Last but not least, on attendrait aussi d’un panafricaniste qu’il sache écouter les avis et conseils de ses pairs africains lorsque surgit un conflit interne dont il veut éloigner les « méchants » néocolonialistes français et américains. Et s’agissant de la crise en cours, que lui disent la CÉDÉAO et l’UA d’une seule voix ? Cette chose toute simple : « Nous avons écouté toutes les parties au conflit pendant quatre mois, tenté de cerner le fondement de l’invalidation par ton ami de la Cour constitutionnelle des centaines de milliers de voix des électeurs Ivoiriens en violation flagrante du Code électoral, nous avons tenté de te trouver des circonstances atténuantes, mais nous n’avons rencontré que cette évidence aussi têtue que dérangeante : tu as perdu les élections et ta tentative de te maintenir par la force et la ruse est lourde de conséquences pour ton peuple. Voici la sortie, cher ami. Il n'y a aucune honte à perdre une élection ». Parmi ces voix désespérées, celle d’un ami de l’ex-Président ivoirien, un certain Jacob Zuma qui aurait confessé en privé, en marge du dernier sommet à Addis-abeba, sa déception d'avoir été dupé par son ex-protégé.

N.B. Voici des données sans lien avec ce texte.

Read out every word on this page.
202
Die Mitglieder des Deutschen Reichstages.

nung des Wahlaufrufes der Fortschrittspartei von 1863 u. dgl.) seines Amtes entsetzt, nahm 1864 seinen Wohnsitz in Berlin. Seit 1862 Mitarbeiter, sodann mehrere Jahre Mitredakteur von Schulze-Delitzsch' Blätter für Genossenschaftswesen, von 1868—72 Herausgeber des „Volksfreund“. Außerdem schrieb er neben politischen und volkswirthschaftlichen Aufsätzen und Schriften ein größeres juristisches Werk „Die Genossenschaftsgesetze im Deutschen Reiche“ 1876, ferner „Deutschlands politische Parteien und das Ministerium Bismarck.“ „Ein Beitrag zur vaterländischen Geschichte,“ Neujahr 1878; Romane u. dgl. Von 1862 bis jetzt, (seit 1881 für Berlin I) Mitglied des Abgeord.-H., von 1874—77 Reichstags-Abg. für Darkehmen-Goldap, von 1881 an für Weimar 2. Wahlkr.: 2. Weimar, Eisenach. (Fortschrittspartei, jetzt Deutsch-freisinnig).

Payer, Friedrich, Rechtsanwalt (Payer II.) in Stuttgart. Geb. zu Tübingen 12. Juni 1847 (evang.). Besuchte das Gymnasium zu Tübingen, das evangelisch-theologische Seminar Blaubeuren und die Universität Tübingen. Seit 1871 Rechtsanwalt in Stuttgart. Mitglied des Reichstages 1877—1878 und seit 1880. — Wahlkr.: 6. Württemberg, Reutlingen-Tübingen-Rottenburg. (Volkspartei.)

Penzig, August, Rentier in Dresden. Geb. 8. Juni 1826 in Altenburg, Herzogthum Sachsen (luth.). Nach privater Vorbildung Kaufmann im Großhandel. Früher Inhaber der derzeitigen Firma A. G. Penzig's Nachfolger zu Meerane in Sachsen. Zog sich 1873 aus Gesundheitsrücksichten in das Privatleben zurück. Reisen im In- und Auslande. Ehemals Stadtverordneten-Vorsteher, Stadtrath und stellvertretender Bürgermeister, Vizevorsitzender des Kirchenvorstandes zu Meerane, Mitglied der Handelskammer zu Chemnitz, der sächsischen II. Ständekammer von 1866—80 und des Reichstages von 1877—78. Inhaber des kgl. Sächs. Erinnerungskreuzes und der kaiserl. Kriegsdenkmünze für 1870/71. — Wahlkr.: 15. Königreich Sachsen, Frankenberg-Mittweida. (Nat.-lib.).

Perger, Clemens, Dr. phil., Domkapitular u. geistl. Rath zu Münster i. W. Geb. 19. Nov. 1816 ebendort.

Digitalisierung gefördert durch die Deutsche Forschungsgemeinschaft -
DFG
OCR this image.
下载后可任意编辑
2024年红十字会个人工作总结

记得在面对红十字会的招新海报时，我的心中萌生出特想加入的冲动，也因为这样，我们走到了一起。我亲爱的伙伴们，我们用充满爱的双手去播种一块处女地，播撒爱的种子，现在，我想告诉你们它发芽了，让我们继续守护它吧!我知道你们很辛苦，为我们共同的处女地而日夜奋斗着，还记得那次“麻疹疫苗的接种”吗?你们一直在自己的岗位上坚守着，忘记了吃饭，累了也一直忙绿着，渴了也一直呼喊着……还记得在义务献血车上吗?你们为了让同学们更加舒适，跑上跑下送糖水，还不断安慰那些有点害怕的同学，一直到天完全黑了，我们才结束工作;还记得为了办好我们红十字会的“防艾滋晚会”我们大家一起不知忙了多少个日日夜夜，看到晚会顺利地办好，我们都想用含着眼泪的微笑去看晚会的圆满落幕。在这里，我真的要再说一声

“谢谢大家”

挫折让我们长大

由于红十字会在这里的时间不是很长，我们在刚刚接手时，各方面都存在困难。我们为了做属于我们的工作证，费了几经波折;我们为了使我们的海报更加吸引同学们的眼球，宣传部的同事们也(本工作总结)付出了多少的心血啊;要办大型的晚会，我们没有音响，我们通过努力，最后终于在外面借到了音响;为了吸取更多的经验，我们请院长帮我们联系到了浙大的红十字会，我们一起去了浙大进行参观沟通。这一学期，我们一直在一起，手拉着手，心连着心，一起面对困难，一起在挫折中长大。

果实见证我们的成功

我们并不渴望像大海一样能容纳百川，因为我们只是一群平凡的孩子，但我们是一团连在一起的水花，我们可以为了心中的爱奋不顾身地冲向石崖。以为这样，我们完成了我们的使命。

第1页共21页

Que dire de plus ? Que dire, lorsque ni la négociation ni l’usage légitime de la force pour arrêter un homme qui fait tirer à l’arme lourde sur les populations civiles qu'il est censé protéger, ne donnent aucun résultat ? Que dire, lorsqu’à ceux qui lui demandent de partir, ne serait-ce pour l’intérêt de son peuple qu’il dit tant aimer, ce « Machiavel des marais » trouve assez de lucidité dans sa folie pour déclarer, sur les ondes de la chaîne française LCI : "Je demande le recomptage des voix de l’élection du 28 novembre 2010" ? C'est vrai que tant que Laurent Gbagbo n’aura pas été déclaré vainqueur de ce scrutin-là, il faudra recompter, recompter et encore recompter des bulletins qui, à l’heure où il les évoque depuis son bunker assiégé, n’existent peut-être même plus.


Non, Gbagbo n’est pas le Salvador Allende noir et personne ne devrait lui offrir sur un plateau d’or ce qu’il recherche : mourir sous les balles ou les bombes ennemies après s’être machiavéliquement fabriqué un faux destin de martyr du néocolonialisme. Je ne lui trouve qu’une issue, celle que redoute son épouse Simone Ehivet lorsqu’elle le soutient comme la corde soutient le pendu : la Cour pénale internationale, d’où il pourra nous expliquer comment on peut vouloir se battre pour la dignité de l’Afrique et des Africains et sacrifier autant de vies innocentes, rien que pour 5 petites années supplémentaires au pouvoir. Celui que l'une de ses anciennes victimes surnomma "le Boulanger" nous dira peut-être que 10 ans au pouvoir, dont 5 sous un mandat auto-octroyé moyennant un indéniable chef-d'oeuvre de "pâtisserie politicienne", ce n'est pas assez pour lutter contre le néocolonialisme et faire mieux que le plus illustre de ses prédécesseurs, Félix Houphouët-Boigny.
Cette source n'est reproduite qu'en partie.